According to the present invention, the amount of NaOH to be added can be adjusted so that the SO _{X in} the exhaust gas is always effectively reduced, and since the continuous control is performed, the SO _X in the exhaust gas is controlled. NaOH can be effectively utilized without sudden increase.

[Brief description of drawings]

FIG. 1 is a flowchart of an apparatus and the like related to an operation management method according to the present invention.

FIG. 2 is a graph showing the relationship between the amount of added NaOH and the desulfurization rate according to the present invention.

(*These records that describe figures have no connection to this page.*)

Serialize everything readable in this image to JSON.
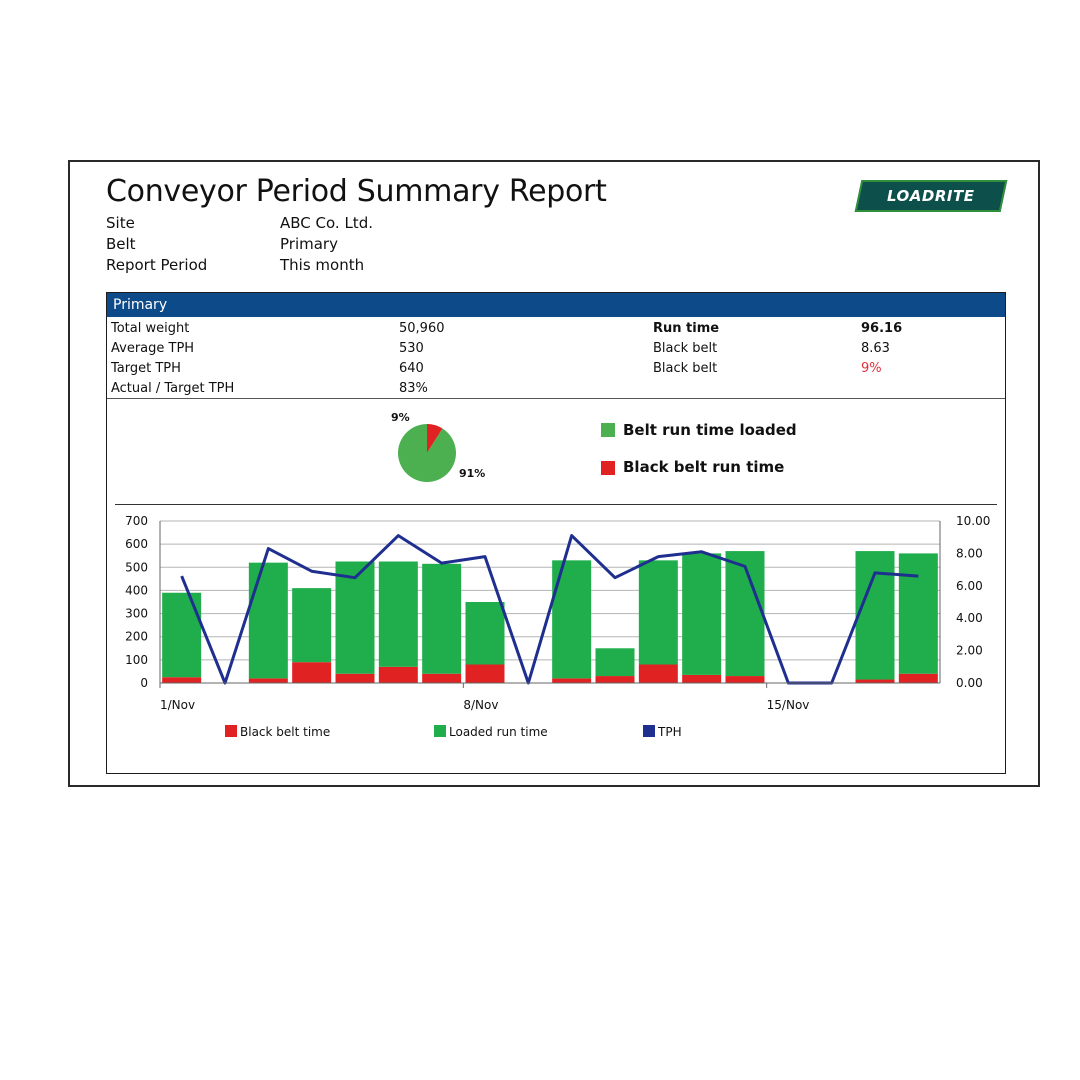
{
  "report": {
    "title": "Conveyor Period Summary Report",
    "logo_text": "LOADRITE",
    "meta": [
      {
        "label": "Site",
        "value": "ABC Co. Ltd."
      },
      {
        "label": "Belt",
        "value": "Primary"
      },
      {
        "label": "Report Period",
        "value": "This month"
      }
    ]
  },
  "panel": {
    "header": "Primary",
    "stats_left": [
      {
        "label": "Total weight",
        "value": "50,960"
      },
      {
        "label": "Average TPH",
        "value": "530"
      },
      {
        "label": "Target TPH",
        "value": "640"
      },
      {
        "label": "Actual / Target TPH",
        "value": "83%"
      }
    ],
    "stats_right": [
      {
        "label": "Run time",
        "value": "96.16"
      },
      {
        "label": "Black belt",
        "value": "8.63"
      },
      {
        "label": "Black belt",
        "value": "9%"
      }
    ]
  },
  "pie": {
    "slices": [
      {
        "label": "Belt run time loaded",
        "value": 91,
        "pct_label": "91%",
        "color": "#4cb050"
      },
      {
        "label": "Black belt run time",
        "value": 9,
        "pct_label": "9%",
        "color": "#e02222"
      }
    ]
  },
  "chart_data": {
    "type": "bar",
    "categories": [
      "1/Nov",
      "2/Nov",
      "3/Nov",
      "4/Nov",
      "5/Nov",
      "6/Nov",
      "7/Nov",
      "8/Nov",
      "9/Nov",
      "10/Nov",
      "11/Nov",
      "12/Nov",
      "13/Nov",
      "14/Nov",
      "15/Nov",
      "16/Nov",
      "17/Nov",
      "18/Nov"
    ],
    "x_tick_labels": [
      {
        "index": 0,
        "label": "1/Nov"
      },
      {
        "index": 7,
        "label": "8/Nov"
      },
      {
        "index": 14,
        "label": "15/Nov"
      }
    ],
    "series": [
      {
        "name": "Black belt time",
        "kind": "bar-stack",
        "axis": "left",
        "color": "#e02222",
        "values": [
          25,
          0,
          20,
          90,
          40,
          70,
          40,
          80,
          0,
          20,
          30,
          80,
          35,
          30,
          0,
          0,
          15,
          40
        ]
      },
      {
        "name": "Loaded run time",
        "kind": "bar-stack",
        "axis": "left",
        "color": "#1fae4b",
        "values": [
          365,
          0,
          500,
          320,
          485,
          455,
          475,
          270,
          0,
          510,
          120,
          450,
          525,
          540,
          0,
          0,
          555,
          520
        ]
      },
      {
        "name": "TPH",
        "kind": "line",
        "axis": "right",
        "color": "#1f2f8f",
        "values": [
          6.6,
          0,
          8.3,
          6.9,
          6.5,
          9.1,
          7.4,
          7.8,
          0,
          9.1,
          6.5,
          7.8,
          8.1,
          7.2,
          0,
          0,
          6.8,
          6.6
        ]
      }
    ],
    "left_axis": {
      "ylim": [
        0,
        700
      ],
      "ticks": [
        "0",
        "100",
        "200",
        "300",
        "400",
        "500",
        "600",
        "700"
      ]
    },
    "right_axis": {
      "ylim": [
        0,
        10
      ],
      "ticks": [
        "0.00",
        "2.00",
        "4.00",
        "6.00",
        "8.00",
        "10.00"
      ]
    },
    "grid": true,
    "legend_position": "bottom"
  }
}
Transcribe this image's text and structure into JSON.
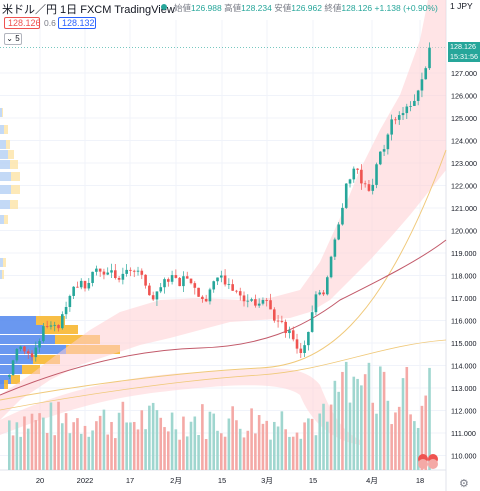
{
  "header": {
    "title": "米ドル／円  1日  FXCM  TradingView",
    "ohlc_label_open": "始値",
    "ohlc_open": "126.988",
    "ohlc_label_high": "高値",
    "ohlc_high": "128.234",
    "ohlc_label_low": "安値",
    "ohlc_low": "126.962",
    "ohlc_label_close": "終値",
    "ohlc_close": "128.126",
    "ohlc_change": "+1.138 (+0.90%)",
    "currency": "1 JPY"
  },
  "legend": {
    "bid": "128.126",
    "spread": "0.6",
    "ask": "128.132",
    "collapse": "5"
  },
  "price_tag": {
    "price": "128.126",
    "countdown": "15:31:56"
  },
  "colors": {
    "up": "#26a69a",
    "down": "#ef5350",
    "band_fill": "#ffcdd2",
    "ma_orange": "#f0c97a",
    "ma_red": "#c25a6a",
    "vol_up": "#9fd6cf",
    "vol_down": "#f4a9a6",
    "vp_blue": "#2962ff",
    "vp_yellow": "#f7b731"
  },
  "chart_data": {
    "type": "candlestick",
    "y_axis_ticks": [
      "127.000",
      "126.000",
      "125.000",
      "124.000",
      "123.000",
      "122.000",
      "121.000",
      "120.000",
      "119.000",
      "118.000",
      "117.000",
      "116.000",
      "115.000",
      "114.000",
      "113.000",
      "112.000",
      "111.000",
      "110.000"
    ],
    "x_axis_ticks": [
      "20",
      "2022",
      "17",
      "2月",
      "15",
      "3月",
      "15",
      "4月",
      "18"
    ],
    "ylim": [
      109.8,
      128.5
    ],
    "grid": true
  }
}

FIG. 3 shows a desulfurization rate of 70% in the method according to the present invention.
It is explanatory drawing which showed the value obtained by the actual operation in the case of.

[Explanation of symbols]

1 SO _X concentration meter 2 Caustic soda tank 3 Caustic soda pump 4 Exhaust gas flue 5 Chimney 6 Exhaust gas suction fan 7 Water tank 8 Cooling water pump 9 Gas cooler 10 Cooling water flow control adjusting injector 11 Exhaust gas duct 12 Temperature recording controller 13 Electrostatic precipitator 14 Waste heat boiler 15 Sampling pump

Claims (1)

[Claims] 1. In the work of desulfurization by adding NaOH to water to be injected into an exhaust gas cooling device of a waste incinerator where the SO _X concentration in the exhaust gas changes, S in the exhaust gas after desulfurization
According to a regression curve showing the previously investigated and confirmed relationship between the O _X concentration and the amount of NaOH added to the water to be injected, the chemical equivalent to the desulfurization rate of 65% to 75% was applied to the water to be injected into the exhaust gas cooling device. An operation management method for optimum desulfurization efficiency in an incinerator desulfurization device, characterized by adding NaOH.